Jack and I get home at about six and he’s usually very tired, so we just watch a bit of TV before it’s time for his bath and bed. There is a photograph beside his bed of his dad and me on our wedding day. I had a friend Photoshop it so that you can’t really tell it was taken inside a prison. I always sit with Jack until he falls asleep. Friends tell me I’m creating problems for myself down the line doing this, but Jonathan sits and looks at our photograph at exactly this time too. It is our time together as a family.

People often assume that Jack was conceived before Jonathan was convicted, but Jonathan and I met and married before we thought about having a family. HMP Wandsworth doesn’t allow conjugal visits, but as Jonathan’s solicitor I’m allowed time alone with him. We try not to take advantage of the system, but at the end of the day, we’re two people in love.

Evening is when I work for Jonathan. I manage his website, answer mail on his behalf, post blogs and Facebook stories, and of course I’m working on his appeal all the time. I write to him, too, putting down my thoughts, dreams, memories, both good and bad. I’ve discovered the incredible emotional punch that can be packed inside a good letter. It is important for me to find ways in which our unusual relationship works better than more conventional ones, and in this regard I feel we have the edge. Communicating via written correspondence really intensifies the level of our connection. There are couples that spend hours together every day who don’t have the intimacy that Jonathan and I share.

People ask me how I do this, how long I can carry on with this half-life but, knowing Jonathan, there can be no alternative for me. And it’s really not so bad. I speak to him, write to him, most days. I see him every couple of weeks. He’s not there to carry out the rubbish or take the lid off the marmalade jar, but I know I’m in his thoughts every waking hour. He thinks of no other woman but me. I’m as sure of his love as any woman can be.

People ask me if I feel my life is on hold. I understand them thinking that way but the answer is no. My life might be unconventional, my family certainly is, and of course I hope things will be different in future. For now, though, I wouldn’t have it any other way.

(Maggie Rose: case file 64/701 Hamish Wolfe)





Chapter 93


‘PETE, MAGGIE ROSE on the phone for you.’

Pete is on his way back from the loo, having stopped off at the coffee machine. It’s two days since the Parkhurst riot, and this will be the first time he’s spoken to her.

‘Hi, Maggie.’

‘I think I’ve found the office the killer used. The computer is still in it. I’m there now.’

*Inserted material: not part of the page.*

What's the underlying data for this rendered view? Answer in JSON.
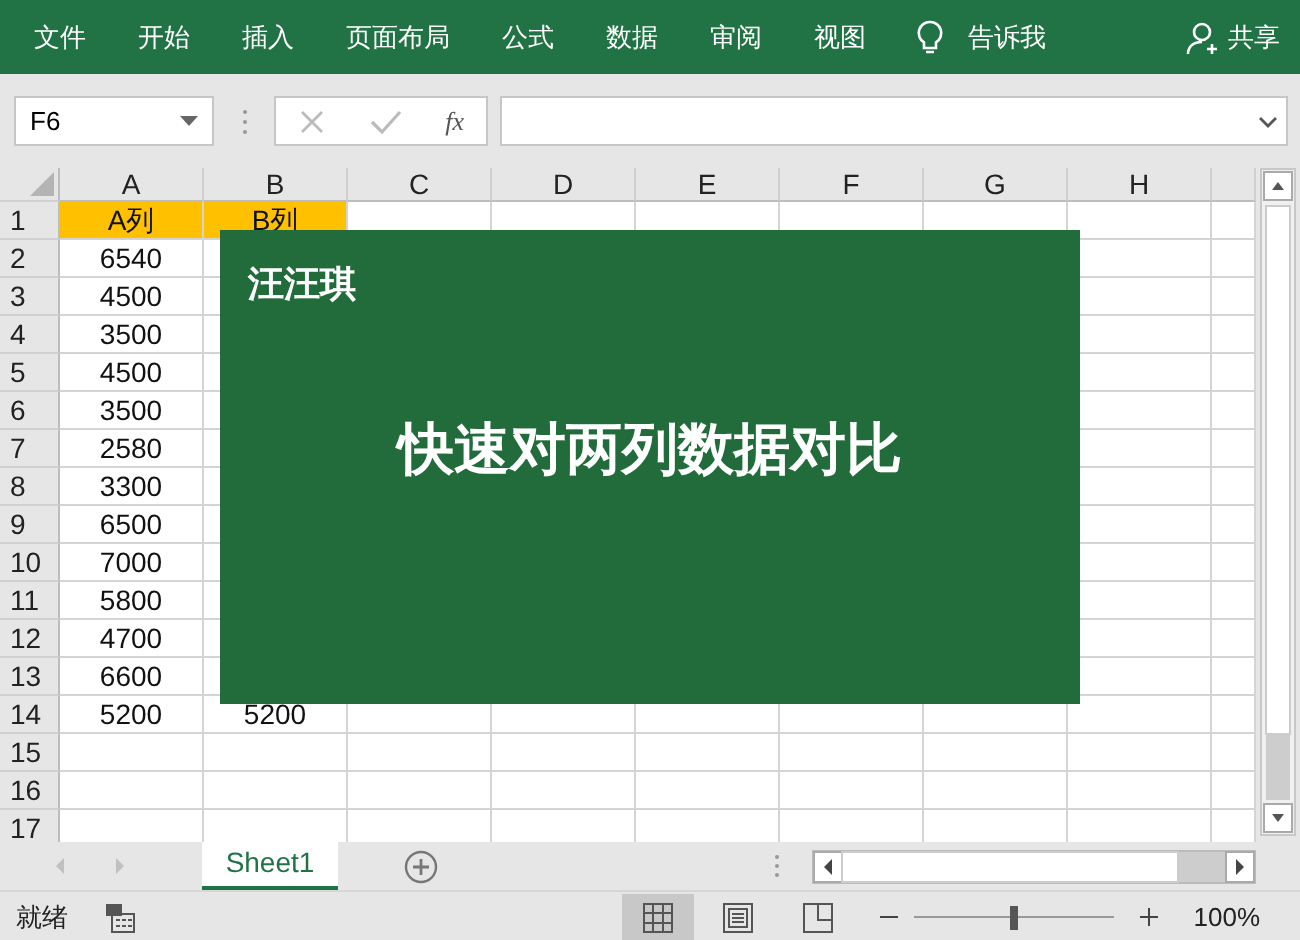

It takes a second for the news to sink in, then he’s looking around to see who else is in the room. ‘Where? Where are you?’

She names a small industrial estate on the outskirts of Bristol’s south side.

‘Maggie, I can’t just – what makes you think you’ve got the right place?’

‘It’s a one-room office with private toilet and kitchen. Taken in the name of a company called PCG Ltd, which doesn’t exist. I checked. The rent’s paid up until the middle of next year, but nobody’s been near the place for months. We know that because a load of junk mail’s built up just inside the door. I’m with the caretaker of the site. He has a spare set of keys, but we haven’t been inside yet.’

He’s trying to think. And to get Liz’s attention. ‘OK, I’ll try and have someone pop round in the next few days.’

‘I thought you’d say that. The security system on the gate involves the guard keeping a record of people going in and out of the estate. It’s in case of an emergency evacuation. They need to know which units are occupied and who’s in each one.’

‘And?’

‘They don’t keep CCTV footage for more than three months, and they don’t take car registrations, but the logbooks go back three years. The office was used regularly, right up until the middle of November 2013. That’s two weeks before Wolfe was arrested. No one has been near it since.’